Thanks!
Just arrived at work, so can paste the details on the implementation i'd prewritten on my laptop now.
The UDGs are rendered using what i've internally called 2D Grid in my code.
In the 2D Grid the screen is divided into blocks, the number of which is divisible by 8.
So on the x-axis to have 256 blocks takes 4 pixels (1024/256==4), to have 128 takes 8 pixels (1024/128==8).
Every time an individual block is drawn a single pair of triangles (in a VBO) is reused. As i've used OpenGL ES, a lot of the work is done in the shaders, including the translation (position), aspect ratio correction and colouring.
The 2D Grid can be refactored at run-time to modify the block size (which configures the size of the stored triangles in the VBO) but still conform to a screen width in blocks that is divisible by 8.
So the 2D Grid code is used to render each UDG an array of 8x8 'blocks'.
In the case of a single 8x8 text character on the screen is drawn using UDGs, which in turn are drawn using 8x8 2D Grid blocks.
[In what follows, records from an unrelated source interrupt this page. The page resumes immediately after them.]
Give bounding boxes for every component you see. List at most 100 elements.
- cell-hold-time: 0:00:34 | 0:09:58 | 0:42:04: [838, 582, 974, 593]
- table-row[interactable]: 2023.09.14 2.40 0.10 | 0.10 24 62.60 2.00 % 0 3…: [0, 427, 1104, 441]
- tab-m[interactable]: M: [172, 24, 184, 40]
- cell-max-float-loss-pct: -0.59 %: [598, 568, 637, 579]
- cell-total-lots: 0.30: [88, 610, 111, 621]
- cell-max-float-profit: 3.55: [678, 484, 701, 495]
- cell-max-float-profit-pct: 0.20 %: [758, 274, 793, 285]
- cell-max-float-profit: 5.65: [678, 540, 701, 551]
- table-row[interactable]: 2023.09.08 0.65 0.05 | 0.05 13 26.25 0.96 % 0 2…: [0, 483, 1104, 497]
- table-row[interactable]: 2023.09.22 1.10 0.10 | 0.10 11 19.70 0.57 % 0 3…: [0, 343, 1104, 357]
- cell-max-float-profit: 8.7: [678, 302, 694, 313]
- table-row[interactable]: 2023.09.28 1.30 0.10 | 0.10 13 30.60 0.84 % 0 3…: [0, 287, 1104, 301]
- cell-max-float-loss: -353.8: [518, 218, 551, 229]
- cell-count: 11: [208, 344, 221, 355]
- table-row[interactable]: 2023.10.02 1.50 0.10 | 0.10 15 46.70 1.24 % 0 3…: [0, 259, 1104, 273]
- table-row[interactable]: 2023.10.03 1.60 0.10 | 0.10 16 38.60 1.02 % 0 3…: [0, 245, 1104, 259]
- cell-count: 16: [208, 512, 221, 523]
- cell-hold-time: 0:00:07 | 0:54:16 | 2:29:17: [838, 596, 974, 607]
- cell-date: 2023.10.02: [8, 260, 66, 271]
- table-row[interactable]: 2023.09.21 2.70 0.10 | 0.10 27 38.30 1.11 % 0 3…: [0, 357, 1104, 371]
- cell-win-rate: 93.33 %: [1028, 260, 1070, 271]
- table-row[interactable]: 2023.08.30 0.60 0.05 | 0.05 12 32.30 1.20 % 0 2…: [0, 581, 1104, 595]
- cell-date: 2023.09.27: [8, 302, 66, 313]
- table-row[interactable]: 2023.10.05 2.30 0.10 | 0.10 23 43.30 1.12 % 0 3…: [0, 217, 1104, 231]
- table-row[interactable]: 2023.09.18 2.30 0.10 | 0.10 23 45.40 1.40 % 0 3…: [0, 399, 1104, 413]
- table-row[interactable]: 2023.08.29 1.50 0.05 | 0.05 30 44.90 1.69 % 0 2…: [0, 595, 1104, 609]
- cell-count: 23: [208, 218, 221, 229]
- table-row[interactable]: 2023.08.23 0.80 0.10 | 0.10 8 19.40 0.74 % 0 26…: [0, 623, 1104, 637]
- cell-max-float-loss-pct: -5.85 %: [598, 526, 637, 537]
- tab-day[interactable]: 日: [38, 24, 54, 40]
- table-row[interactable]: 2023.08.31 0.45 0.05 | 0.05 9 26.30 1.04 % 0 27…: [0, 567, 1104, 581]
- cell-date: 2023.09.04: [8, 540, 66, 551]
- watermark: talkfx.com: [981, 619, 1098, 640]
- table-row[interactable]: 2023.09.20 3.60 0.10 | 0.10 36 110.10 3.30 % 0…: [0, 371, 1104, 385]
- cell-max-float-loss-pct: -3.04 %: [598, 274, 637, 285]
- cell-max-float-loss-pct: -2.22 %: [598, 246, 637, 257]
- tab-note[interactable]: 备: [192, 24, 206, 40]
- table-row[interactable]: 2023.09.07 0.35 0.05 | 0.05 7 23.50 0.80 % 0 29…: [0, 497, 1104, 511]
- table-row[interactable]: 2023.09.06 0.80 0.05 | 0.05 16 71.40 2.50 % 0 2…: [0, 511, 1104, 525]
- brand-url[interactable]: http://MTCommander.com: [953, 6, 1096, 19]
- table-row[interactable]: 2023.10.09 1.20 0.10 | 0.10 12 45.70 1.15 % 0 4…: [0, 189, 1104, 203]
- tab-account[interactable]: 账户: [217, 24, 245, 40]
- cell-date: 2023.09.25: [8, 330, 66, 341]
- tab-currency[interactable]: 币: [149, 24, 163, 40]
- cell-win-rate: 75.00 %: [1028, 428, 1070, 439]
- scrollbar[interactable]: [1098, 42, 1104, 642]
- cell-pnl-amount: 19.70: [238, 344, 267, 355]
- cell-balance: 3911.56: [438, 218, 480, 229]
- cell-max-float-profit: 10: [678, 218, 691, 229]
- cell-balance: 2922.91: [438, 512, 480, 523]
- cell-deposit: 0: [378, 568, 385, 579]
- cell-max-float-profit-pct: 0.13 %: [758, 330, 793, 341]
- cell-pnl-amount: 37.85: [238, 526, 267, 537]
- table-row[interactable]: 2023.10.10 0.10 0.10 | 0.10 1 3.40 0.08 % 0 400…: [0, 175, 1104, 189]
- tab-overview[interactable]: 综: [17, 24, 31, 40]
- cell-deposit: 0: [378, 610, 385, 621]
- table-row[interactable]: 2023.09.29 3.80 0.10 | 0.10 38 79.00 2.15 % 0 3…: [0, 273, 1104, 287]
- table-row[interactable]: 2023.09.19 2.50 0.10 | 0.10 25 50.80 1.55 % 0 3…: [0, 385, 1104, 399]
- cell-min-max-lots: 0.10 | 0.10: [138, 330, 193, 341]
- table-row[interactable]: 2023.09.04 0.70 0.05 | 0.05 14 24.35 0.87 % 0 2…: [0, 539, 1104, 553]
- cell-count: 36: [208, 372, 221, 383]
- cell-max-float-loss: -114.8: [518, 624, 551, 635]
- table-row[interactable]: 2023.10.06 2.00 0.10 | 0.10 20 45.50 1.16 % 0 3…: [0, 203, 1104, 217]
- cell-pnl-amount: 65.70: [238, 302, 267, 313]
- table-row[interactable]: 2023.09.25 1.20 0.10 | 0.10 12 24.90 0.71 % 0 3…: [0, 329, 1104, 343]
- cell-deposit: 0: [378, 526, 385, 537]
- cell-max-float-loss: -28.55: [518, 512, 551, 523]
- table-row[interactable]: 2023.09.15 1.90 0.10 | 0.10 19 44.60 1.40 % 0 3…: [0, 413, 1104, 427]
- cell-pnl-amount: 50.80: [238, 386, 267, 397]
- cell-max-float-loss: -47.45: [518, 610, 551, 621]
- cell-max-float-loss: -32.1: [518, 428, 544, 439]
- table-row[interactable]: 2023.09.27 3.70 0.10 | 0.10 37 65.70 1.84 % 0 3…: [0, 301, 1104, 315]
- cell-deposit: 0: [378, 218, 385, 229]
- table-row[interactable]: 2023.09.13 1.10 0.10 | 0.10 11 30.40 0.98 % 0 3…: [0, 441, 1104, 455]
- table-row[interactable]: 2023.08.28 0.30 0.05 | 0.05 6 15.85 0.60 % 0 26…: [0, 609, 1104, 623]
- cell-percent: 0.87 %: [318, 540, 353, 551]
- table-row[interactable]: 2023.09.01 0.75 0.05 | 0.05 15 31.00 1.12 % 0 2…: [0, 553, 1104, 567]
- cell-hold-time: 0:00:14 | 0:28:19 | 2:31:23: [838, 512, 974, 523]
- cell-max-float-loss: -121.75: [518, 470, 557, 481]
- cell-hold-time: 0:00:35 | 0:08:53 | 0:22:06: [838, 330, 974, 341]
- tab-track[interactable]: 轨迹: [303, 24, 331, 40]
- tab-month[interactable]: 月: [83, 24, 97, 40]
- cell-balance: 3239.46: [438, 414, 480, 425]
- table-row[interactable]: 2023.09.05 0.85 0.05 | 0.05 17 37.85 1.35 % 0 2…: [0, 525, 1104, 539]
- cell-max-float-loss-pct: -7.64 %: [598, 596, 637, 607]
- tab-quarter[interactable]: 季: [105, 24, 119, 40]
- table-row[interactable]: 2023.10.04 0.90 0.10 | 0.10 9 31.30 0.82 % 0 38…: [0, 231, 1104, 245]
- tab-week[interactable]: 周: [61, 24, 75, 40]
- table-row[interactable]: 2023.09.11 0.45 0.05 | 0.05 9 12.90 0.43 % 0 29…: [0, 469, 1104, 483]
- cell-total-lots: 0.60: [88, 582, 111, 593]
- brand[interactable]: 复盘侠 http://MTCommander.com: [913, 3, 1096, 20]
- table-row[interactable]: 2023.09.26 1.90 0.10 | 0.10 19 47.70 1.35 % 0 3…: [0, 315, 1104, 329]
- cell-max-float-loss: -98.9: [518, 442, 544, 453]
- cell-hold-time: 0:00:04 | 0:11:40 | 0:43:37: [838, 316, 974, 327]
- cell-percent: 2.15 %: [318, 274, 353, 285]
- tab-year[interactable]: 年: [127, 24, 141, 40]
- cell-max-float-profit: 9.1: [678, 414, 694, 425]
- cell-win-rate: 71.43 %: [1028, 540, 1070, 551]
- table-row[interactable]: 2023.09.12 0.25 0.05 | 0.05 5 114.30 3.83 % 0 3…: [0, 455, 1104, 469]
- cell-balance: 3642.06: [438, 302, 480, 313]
Each of those 2D Grid blocks is 2 triangles in a VBO 'instanced' over and over again via the shader. So one text character on screen is 64*64=4096 blocks or 64*64*2=8192 triangles.
Lessons learned
As stated before this is my first demo and challenge entry, prior to this challenge I'd only ever fiddled with a recompiled 3D Cube sample from the Mali SDK and written the 'hello triangle' sample. Pretty much everything has been learned and done from scratch.
What I brought in from the fiddling i'd done with the previous stuff was some high resolution delta timing code, and some windowing set up stuff i'd done while building upon those two things.
I'm really happy in how i've seperated things. I've got a platform.lib which calls an app specific entry point for 'setup' and contains the things dependent upon O/S, like timing, input and handling windowing. The other library is stuff thats reusable code common to everything (I'm not calling this an engine.. as per this brilliant article someone linked on DBF previously
http://scientificninja.com/blog/write-games-not-engines )
I've chosen OpenGL ES as I do hope to be able to port code across to devices like the Raspberry Pi and have ideas for some interactive stuff on tablets.
However after hitting performance issues with the onboard intel card my motherboard had, and discovering most OpenGL profiling tools require firstly, better cards and secondly full GL. I've decided the future lies in making a 'normal' GL version of my platform lib for desktop development to take advantage of profiling tools in future, and so that in future challenges more people might be able to actually run them! (I will try to stick to the methods available in both desktop OpenGL and OpenGL ES 2.0 to do this though).
As far as other performance goes, I could have probably gained some by using a VBO list per UDG and reusing that.
Going forwards, i've learned a lot, and the pixel font rendering code particularly will help if i want to write a console interface or simply show an FPS counter.